俺はそういう重圧みたいなのすごい感じちゃって、息苦しくなっちゃってさ。
俺はコイツに無理させてんだなぁって。
付き合うってさ、いろんな形があっていいと思うけど、俺は相手と対等な関係でいたワケ。
それがいつの間にか俺が主導権握っちゃって。それって付き合う意味あんのかなぁ?って思ってたら本当に好きなのかわからなくなったんだよな。だから距離置いてもらってる。」
意外な話だった。
自分とは違ってかなり順調に恋愛していたはずの親友にも、こんな悩みがあったなんて。
「いざ距離をおくとさ、晶子の大切さが分かるんだよな。
こういう俺の気まぐれがアイツを苦しめてるんだけどさ。」
「だったら早く元サヤに戻っちまえよ。」
「分かってる。お前もあんまり貯めすぎんなよ。」
「ああ・・・。」
恋愛は人それぞれだ。
いろんな人間がいて、いろんな気持ちがあって。
さらにはそこにいろんな状況までもが絡む。
悩んでいるのは自分だけじゃないんだと思ったら、少し気分が楽になった。
家に帰ったら優樹はいなかった。
少しホっとしたような気分になって、母親に聞いた。
「今日優樹は?」
「芳美さんの所に行ったのよ。あっちでご飯食べてくるって。」
「そうなんだ。」
優樹は昔から随分芳美さんに可愛がられていた。
帰国してからも結構会ってたみたいだった。
「もうすぐご飯できるから、座ってなさい。」
気付くと部屋の中にはいい匂いが充満していた。
「そういやもう身体は大丈夫なのか?」
「ええ。おかげさまで。痛みもないし。」
「そっか、よかったな。」
「でも困ったことに優樹がアメリカに行く日、定期検診でお見送りいけないのよ。平日だからお父さんも行けないし。
浩樹は強化練あるの?」
「・・・いや、俺は行ってくるよ。」
内心嬉しかった。
最後に、2人で過ごせるなんて思っても見なかった。
残された時間はどれも大切で、かけがえのないものになる。
「そう・・ありがとう。・・・私はあなたを信じてるから。
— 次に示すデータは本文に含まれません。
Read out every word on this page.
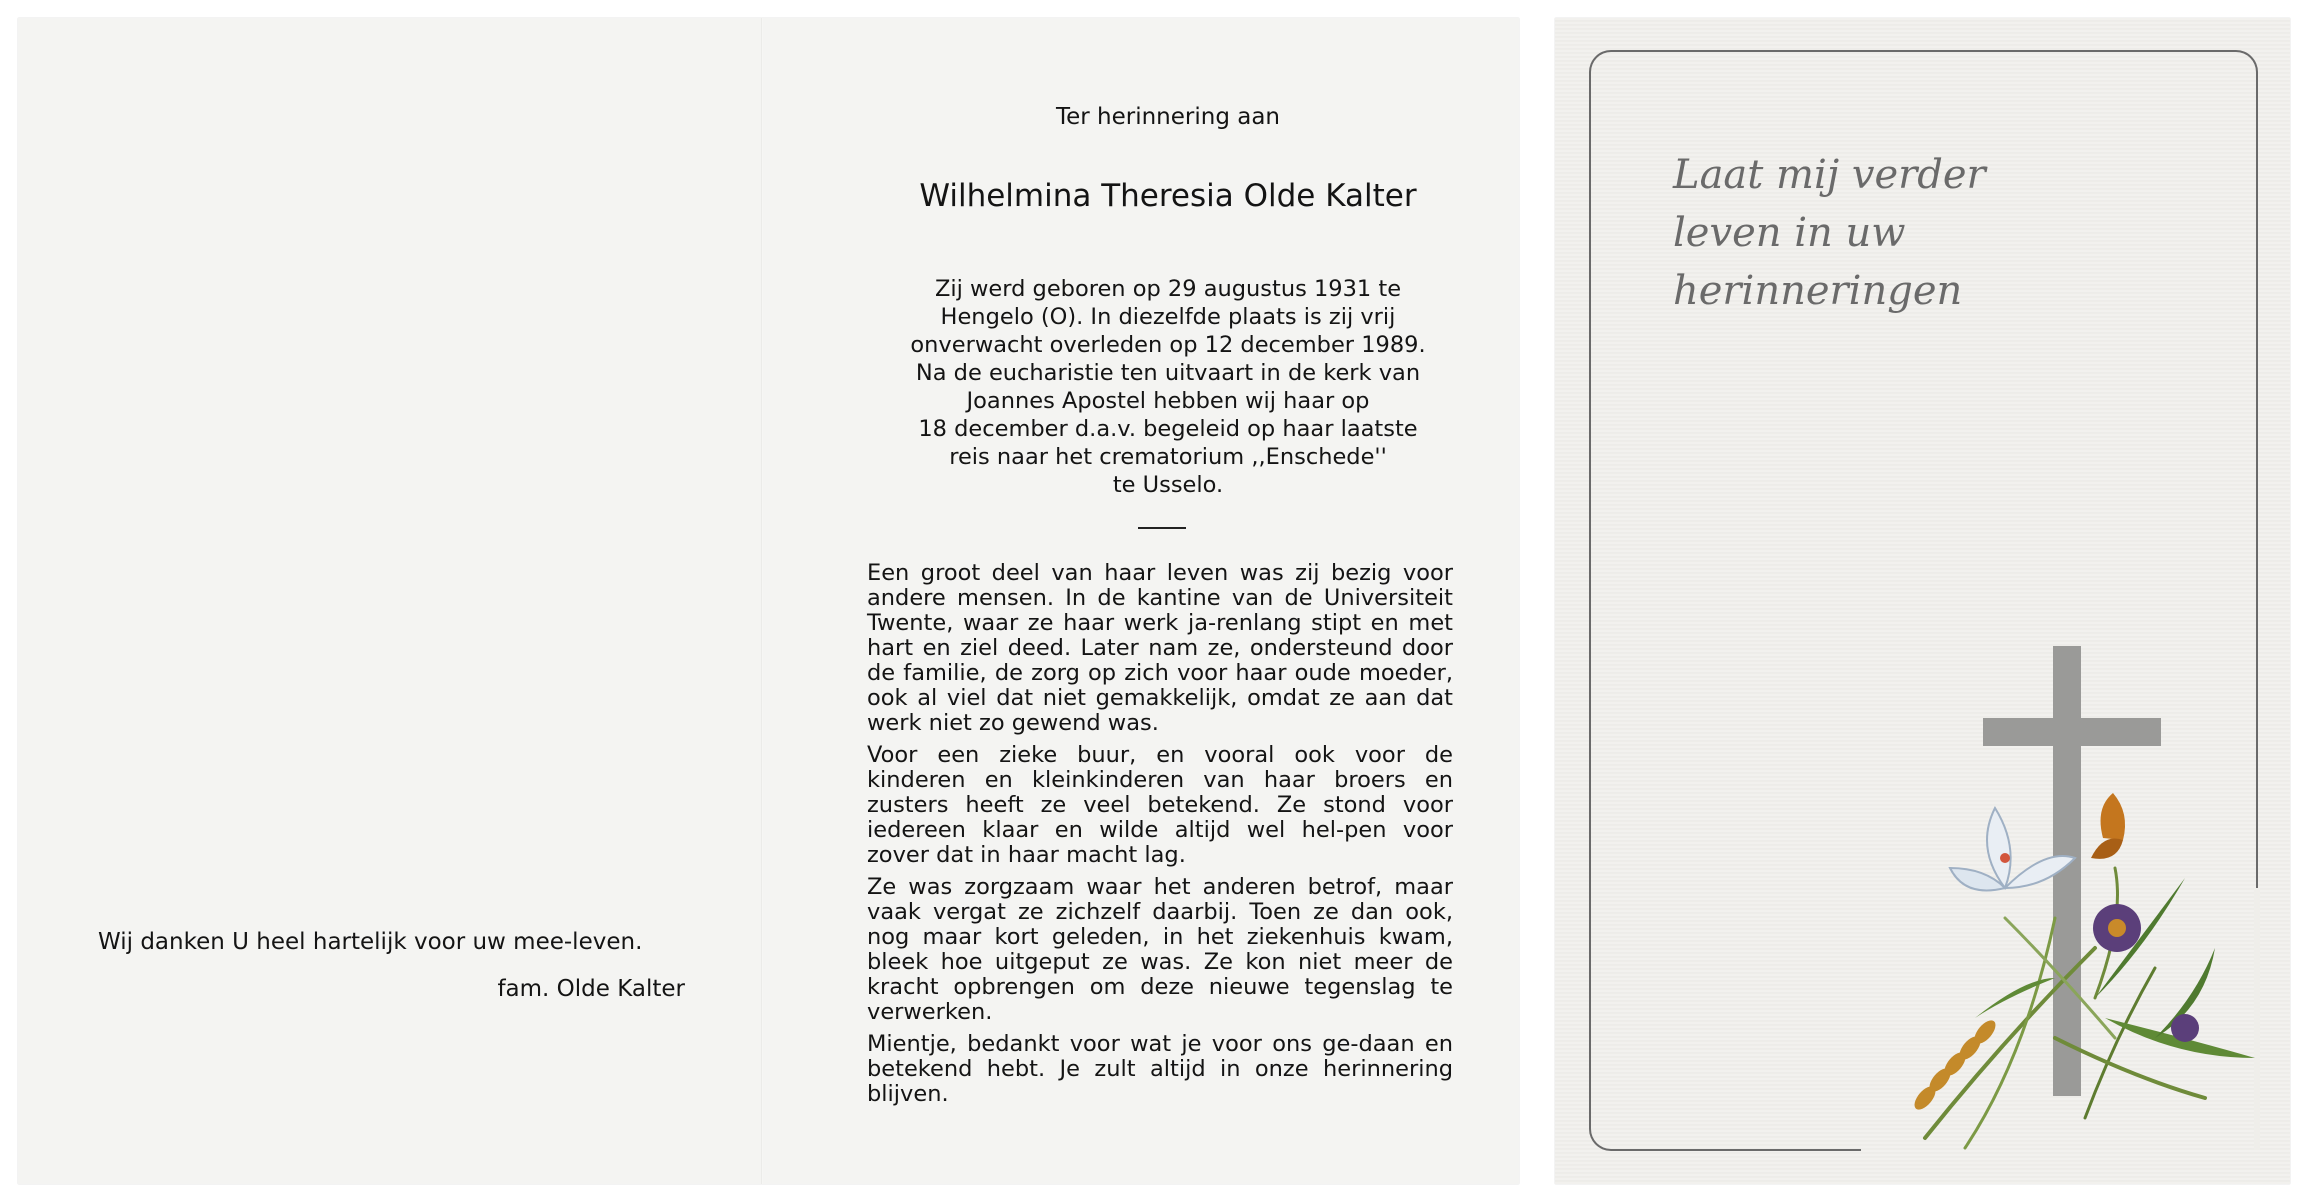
Wij danken U heel hartelijk voor uw mee-leven.
fam. Olde Kalter
Ter herinnering aan
Wilhelmina Theresia Olde Kalter
Zij werd geboren op 29 augustus 1931 te
Hengelo (O). In diezelfde plaats is zij vrij
onverwacht overleden op 12 december 1989.
Na de eucharistie ten uitvaart in de kerk van
Joannes Apostel hebben wij haar op
18 december d.a.v. begeleid op haar laatste
reis naar het crematorium ,,Enschede''
te Usselo.

Een groot deel van haar leven was zij bezig voor andere mensen. In de kantine van de Universiteit Twente, waar ze haar werk ja-renlang stipt en met hart en ziel deed. Later nam ze, ondersteund door de familie, de zorg op zich voor haar oude moeder, ook al viel dat niet gemakkelijk, omdat ze aan dat werk niet zo gewend was.

Voor een zieke buur, en vooral ook voor de kinderen en kleinkinderen van haar broers en zusters heeft ze veel betekend. Ze stond voor iedereen klaar en wilde altijd wel hel-pen voor zover dat in haar macht lag.

Ze was zorgzaam waar het anderen betrof, maar vaak vergat ze zichzelf daarbij. Toen ze dan ook, nog maar kort geleden, in het ziekenhuis kwam, bleek hoe uitgeput ze was. Ze kon niet meer de kracht opbrengen om deze nieuwe tegenslag te verwerken.

Mientje, bedankt voor wat je voor ons ge-daan en betekend hebt. Je zult altijd in onze herinnering blijven.

Laat mij verder
leven in uw
herinneringen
」
何が言いたいのかすぐに分かった。
俺たちが二度と過ちを犯さない、ということだ。
優樹が帰ってから、少なくとも母親の前では隠してきたからかもしれない。
少しは俺のことを信頼してくれているみたいだ。
それが少し苦しい。
俺はその信頼に値するような人間じゃない。
汚い想いで、優樹を汚すだけの人間だ。
少しの罪悪感が俺の中に灯った。